A 1990s Window Design Could Substantially Upgrade Urban Efficiency
Did you know that the United States Department of Energy estimates that buildings use 75% of the country's electricity? One area that can greatly improve building efficiency is windows with models even being created that can generate their own energy. Using windows that can properly insulate constructions can make a significant difference in a building's overall energy efficiency. But how can you engineer these types of windows?
One innovation came about in the 1990s. According to Scientific American, researchers at the Lawrence Berkeley National Laboratory had back then conceived a “thin triple-pane” glass window that could cut the annual energy used for heating buildings by 39% and reduce air conditioning spending by 28%. The scientists had produced this super-efficient window by adding a thin layer of glass in its middle and sealing it with an inert gas. The end result was a window that was lighter but functioned better at insulation (keeping heat or cold in depending on the weather).
This meant it could significantly reduce emissions. Unfortunately, U.S. window manufacturers, unlike European ones who took on the new concept and implemented it, found the invention too expensive and the time and the Berkeley team gave up on their research.
“It was un-manufacturable,” Robert Hart, a Berkeley Lab researcher who leads the team that invented the window, told Scientific American. However, in 2003, the Berkeley Lab team decided to have another go at promoting their super-insulating windows.
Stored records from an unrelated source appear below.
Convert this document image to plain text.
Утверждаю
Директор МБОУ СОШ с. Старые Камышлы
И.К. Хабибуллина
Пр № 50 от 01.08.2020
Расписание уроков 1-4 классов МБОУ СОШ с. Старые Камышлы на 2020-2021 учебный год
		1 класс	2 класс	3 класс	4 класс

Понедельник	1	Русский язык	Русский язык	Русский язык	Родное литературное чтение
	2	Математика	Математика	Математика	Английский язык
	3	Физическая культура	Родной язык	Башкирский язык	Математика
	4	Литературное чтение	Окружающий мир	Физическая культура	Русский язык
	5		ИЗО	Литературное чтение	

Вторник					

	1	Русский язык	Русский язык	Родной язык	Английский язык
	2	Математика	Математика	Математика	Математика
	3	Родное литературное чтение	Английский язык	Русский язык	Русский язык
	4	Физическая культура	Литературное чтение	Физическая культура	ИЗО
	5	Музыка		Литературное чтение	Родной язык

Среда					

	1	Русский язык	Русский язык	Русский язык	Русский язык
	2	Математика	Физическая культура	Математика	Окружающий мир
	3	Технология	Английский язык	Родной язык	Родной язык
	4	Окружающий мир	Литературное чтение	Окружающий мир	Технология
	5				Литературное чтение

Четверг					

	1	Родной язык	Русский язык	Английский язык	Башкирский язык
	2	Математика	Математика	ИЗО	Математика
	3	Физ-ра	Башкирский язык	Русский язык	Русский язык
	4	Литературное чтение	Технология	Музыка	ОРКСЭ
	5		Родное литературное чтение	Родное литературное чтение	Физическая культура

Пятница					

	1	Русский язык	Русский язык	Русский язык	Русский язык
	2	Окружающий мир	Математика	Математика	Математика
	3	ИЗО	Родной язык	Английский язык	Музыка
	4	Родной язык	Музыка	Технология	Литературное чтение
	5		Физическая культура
This time, however, they had the help of companies that make cellphones and televisions.
These firms had managed to significantly reduce the price of ultra-thin glass since it was such a necessity in their production methods and by 2019 the Berkeley team was ready to take their invention to U.S. window companies once more.
Luckily, one such firm, the Alpen High Performance Products Inc. of Louisville, Colorado was already hard at work on a three-pane window. Once they saw the Berkeley prototype, they were inspired to upgrade their concept resulting in a far superior window. This proved very profitable for the Berkeley team as by the summer of 2019, the researchers received a grant from the California Energy Commission to replace all the double-pane windows in new model homes in Fresno. That was quickly followed by a second grant of $1.85 million to evaluate the economic impacts of triple-pane windows in three low-income communities.
The Berkeley team was on a roll proving that persistence and hard work pays off.